A spintoni tirarono fuori un meschino che parlava spagnolo. Era un soldato mingherlino, sporco, armato solo di spada e non aveva alcuna intenzione di farsi ammazzare per portare un messaggio del governatore. Quando fu davanti a Raimondo, lo guardò con sguardo impaurito. Aveva gli occhi cerchiati perché era stato impegnato anche lui tutta la notte in scaramucce contro gli spagnoli.

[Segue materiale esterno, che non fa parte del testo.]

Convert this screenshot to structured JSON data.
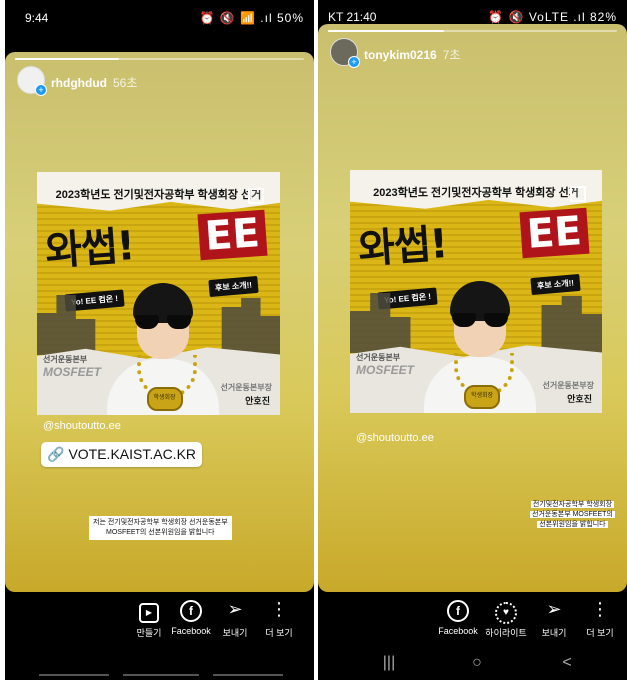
{
  "left": {
    "status": {
      "time": "9:44",
      "icons": "⏰ 🔇 📶 .ıl",
      "battery": "50%"
    },
    "progress": 0.36,
    "user": {
      "name": "rhdghdud",
      "time_ago": "56초"
    },
    "poster": {
      "title": "2023학년도 전기및전자공학부 학생회장 선거",
      "big": "와썹!",
      "ee": "EE",
      "pill_1": "Yo! EE 컴온 !",
      "pill_2": "후보 소개!!",
      "party": "선거운동본부",
      "party_name": "MOSFEET",
      "role": "선거운동본부장",
      "person_name": "안호진",
      "medal": "학생회장"
    },
    "mention": "@shoutoutto.ee",
    "link": "VOTE.KAIST.AC.KR",
    "caption_lines": [
      "저는  전기및전자공학부  학생회장  선거운동본부",
      "MOSFEET의  선본위원임을  밝힙니다"
    ],
    "actions": [
      {
        "icon": "make-icon",
        "label": "만들기"
      },
      {
        "icon": "facebook-icon",
        "label": "Facebook"
      },
      {
        "icon": "send-icon",
        "label": "보내기"
      },
      {
        "icon": "more-icon",
        "label": "더 보기"
      }
    ]
  },
  "right": {
    "status": {
      "time": "KT 21:40",
      "icons": "⏰ 🔇 VoLTE .ıl",
      "battery": "82%"
    },
    "progress": 0.4,
    "user": {
      "name": "tonykim0216",
      "time_ago": "7초"
    },
    "mention": "@shoutoutto.ee",
    "caption_lines": [
      "전기및전자공학부 학생회장",
      "선거운동본부 MOSFEET의",
      "선본위원임을 밝힙니다"
    ],
    "actions": [
      {
        "icon": "facebook-icon",
        "label": "Facebook"
      },
      {
        "icon": "highlight-icon",
        "label": "하이라이트"
      },
      {
        "icon": "send-icon",
        "label": "보내기"
      },
      {
        "icon": "more-icon",
        "label": "더 보기"
      }
    ],
    "nav": {
      "recents": "|||",
      "home": "○",
      "back": "<"
    }
  }
}
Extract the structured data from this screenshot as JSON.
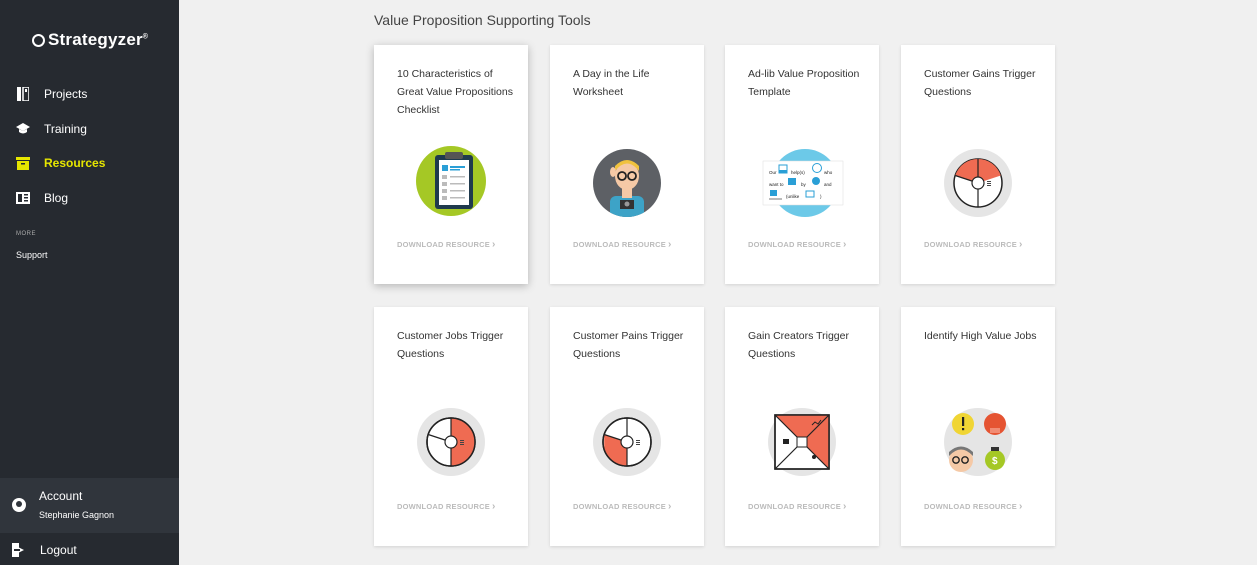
{
  "sidebar": {
    "logo": "Strategyzer",
    "items": [
      {
        "label": "Projects",
        "icon": "projects-icon"
      },
      {
        "label": "Training",
        "icon": "graduation-cap-icon"
      },
      {
        "label": "Resources",
        "icon": "archive-box-icon"
      },
      {
        "label": "Blog",
        "icon": "blog-icon"
      }
    ],
    "more_label": "MORE",
    "support": "Support",
    "account": {
      "label": "Account",
      "name": "Stephanie Gagnon"
    },
    "logout": "Logout",
    "active_color": "#e6e600"
  },
  "main": {
    "section_title": "Value Proposition Supporting Tools",
    "download_label": "DOWNLOAD RESOURCE",
    "cards": [
      {
        "title": "10 Characteristics of Great Value Propositions Checklist",
        "icon": "checklist-icon"
      },
      {
        "title": "A Day in the Life Worksheet",
        "icon": "person-icon"
      },
      {
        "title": "Ad-lib Value Proposition Template",
        "icon": "template-icon"
      },
      {
        "title": "Customer Gains Trigger Questions",
        "icon": "customer-profile-gains-icon"
      },
      {
        "title": "Customer Jobs Trigger Questions",
        "icon": "customer-profile-jobs-icon"
      },
      {
        "title": "Customer Pains Trigger Questions",
        "icon": "customer-profile-pains-icon"
      },
      {
        "title": "Gain Creators Trigger Questions",
        "icon": "value-map-gain-creators-icon"
      },
      {
        "title": "Identify High Value Jobs",
        "icon": "high-value-jobs-icon"
      }
    ],
    "ad_lib_words": {
      "w1": "Our",
      "w2": "help(s)",
      "w3": "who",
      "w4": "want to",
      "w5": "by",
      "w6": "and",
      "w7": "(unlike",
      "w8": ")"
    }
  }
}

“Tu” esordì lui con voce suadente accarezzandogli il bavero con un dito, “ora andrai verso di loro con una bandiera bianca e griderai di offrire loro salva la vita se la cittadella si arrenderà senza sparare un colpo”.

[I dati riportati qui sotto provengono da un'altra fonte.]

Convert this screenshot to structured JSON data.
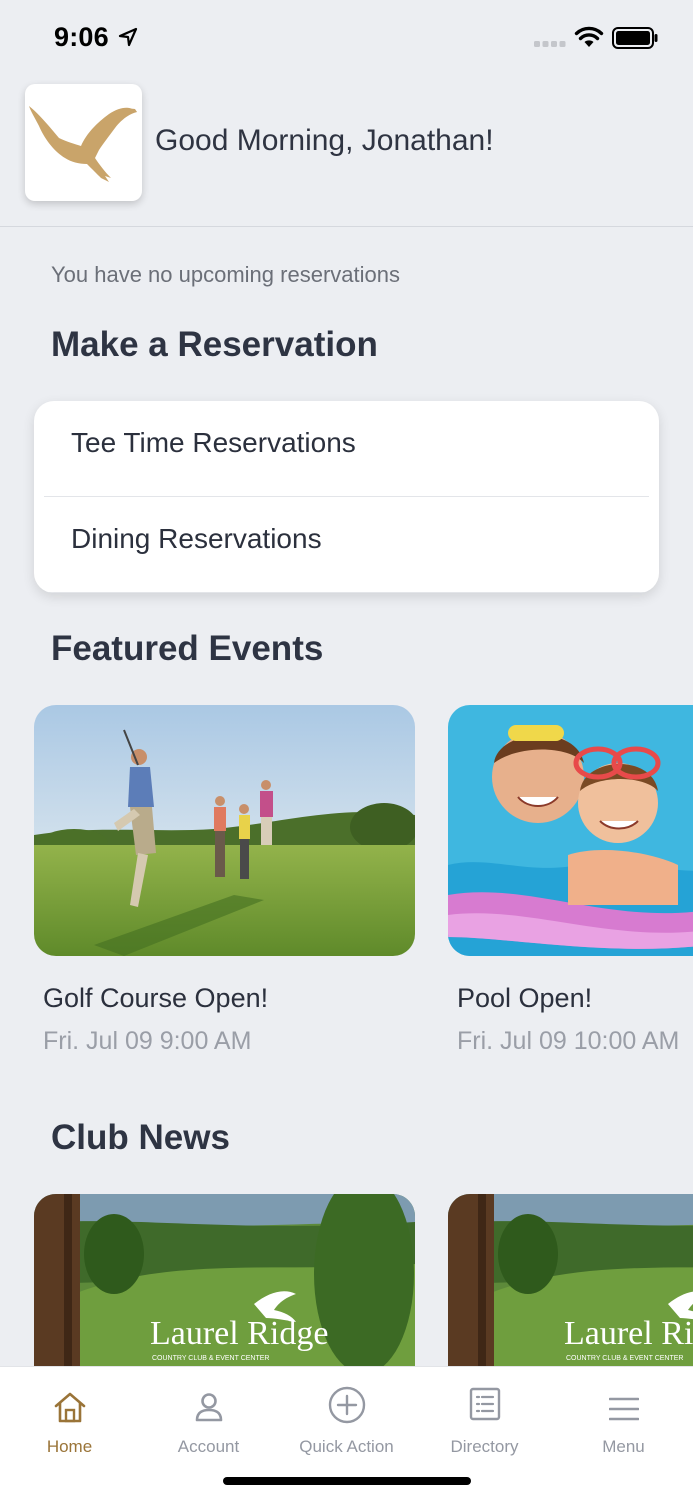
{
  "status_bar": {
    "time": "9:06"
  },
  "header": {
    "greeting": "Good Morning, Jonathan!",
    "logo_icon": "eagle-logo-icon"
  },
  "reservations": {
    "empty_message": "You have no upcoming reservations",
    "section_title": "Make a Reservation",
    "items": [
      {
        "label": "Tee Time Reservations"
      },
      {
        "label": "Dining Reservations"
      }
    ]
  },
  "events": {
    "section_title": "Featured Events",
    "items": [
      {
        "title": "Golf Course Open!",
        "date": "Fri. Jul 09 9:00 AM"
      },
      {
        "title": "Pool Open!",
        "date": "Fri. Jul 09 10:00 AM"
      }
    ]
  },
  "news": {
    "section_title": "Club News",
    "items": [
      {
        "image_text": "Laurel Ridge",
        "image_subtext": "COUNTRY CLUB & EVENT CENTER"
      },
      {
        "image_text": "Laurel Ridge",
        "image_subtext": "COUNTRY CLUB & EVENT CENTER"
      }
    ]
  },
  "tab_bar": {
    "items": [
      {
        "label": "Home",
        "icon": "home-icon",
        "active": true
      },
      {
        "label": "Account",
        "icon": "person-icon",
        "active": false
      },
      {
        "label": "Quick Action",
        "icon": "plus-circle-icon",
        "active": false
      },
      {
        "label": "Directory",
        "icon": "list-icon",
        "active": false
      },
      {
        "label": "Menu",
        "icon": "hamburger-icon",
        "active": false
      }
    ]
  },
  "colors": {
    "background": "#eceef2",
    "accent": "#9a7438",
    "text_primary": "#2e3443",
    "text_muted": "#9a9ea7"
  }
}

“Devo?” domandò il soldato titubante.
Raimondo allargò le braccia dai fianchi. “Ma ti pare?” rispose con un tono canzonatorio. Riprese ringhiando: “Ora vai subito verso di loro e fai quello che ti ho appena detto. Stai sicuro che non si è mai sentito che una trombetta sia stata ammazzata per il fatto di portare un messaggio. Pusillanime!”. Il poveretto prese una bandiera bianca che gli era stata preparata da qualcuno insieme a una tromba che serviva per annunciare l’offerta verbale e si avviò a passi poco sicuri verso il nemico. Nelle poche centinaia di metri che lo separavano dalla cittadella, si voltò spesso indietro per chiedere una conferma visiva e ogni volta Raimondo lo scacciò in avanti con una mano. Giunto quasi sotto le mura, davanti alla casamatta, prese la tromba e tentò di suonare prima di parlare. Una scarica di archibugi partì dall’alto. Gli spagnoli lo avevano aspettato in silenzio bene acquattati e avevano obbedito a un ordine perentorio di un certo capitano Pagano di Trino. Per la rapidità nessuno però fu così preciso da ferire il messaggero. Alcuni pallini rimbalzarono a terra vicino a lui sollevando qualche nuvoletta di polvere.
“Questo non è che l’inizio!” urlò il capitano.
Il disgraziato fuggì a gambe levate perdendo la tromba. Fu bersaglio di una seconda scarica di archibugi e preso in giro da una risata generale condita da numerose urla. Occhi esterrefatti di fanti tedeschi e italiani lo stavano guardando da lontano in perfetto silenzio. Questi arrivò trafelato al punto di partenza dove lo aspettava un iracondo Raimondo. [...]

Epilogo

pag. 225


Era l’alba. Si allungarono subito lungo la strada che attraversa la pianura Padana verso Crescentino. La testa della compagnia prese subito qualche decina di metri di distanza senza aspettare il suo comandante. [...] Vercelli non era caduta, il ducato non era caduto, il buio che era calato sui Savoia si sarebbe diradato presto. O almeno questo era quello che speravano i piemontesi che avevano vissuto in quel tempo l’esperienza di questo terribile fatto d’arme. E gli altri? Vi basti sapere che l’esercito francese comandato da Carlo di Cossé signore di Brissac si salvò con pochissime perdite, complice la proverbiale lentezza del solito accidioso esercito imperiale. Le speranze di Don Ferrante di vedere la fine della Savoia anche stavolta andarono deluse. Dopo qualche giorno i due marescialli arrivarono a Torino, ma questa è un’altra storia.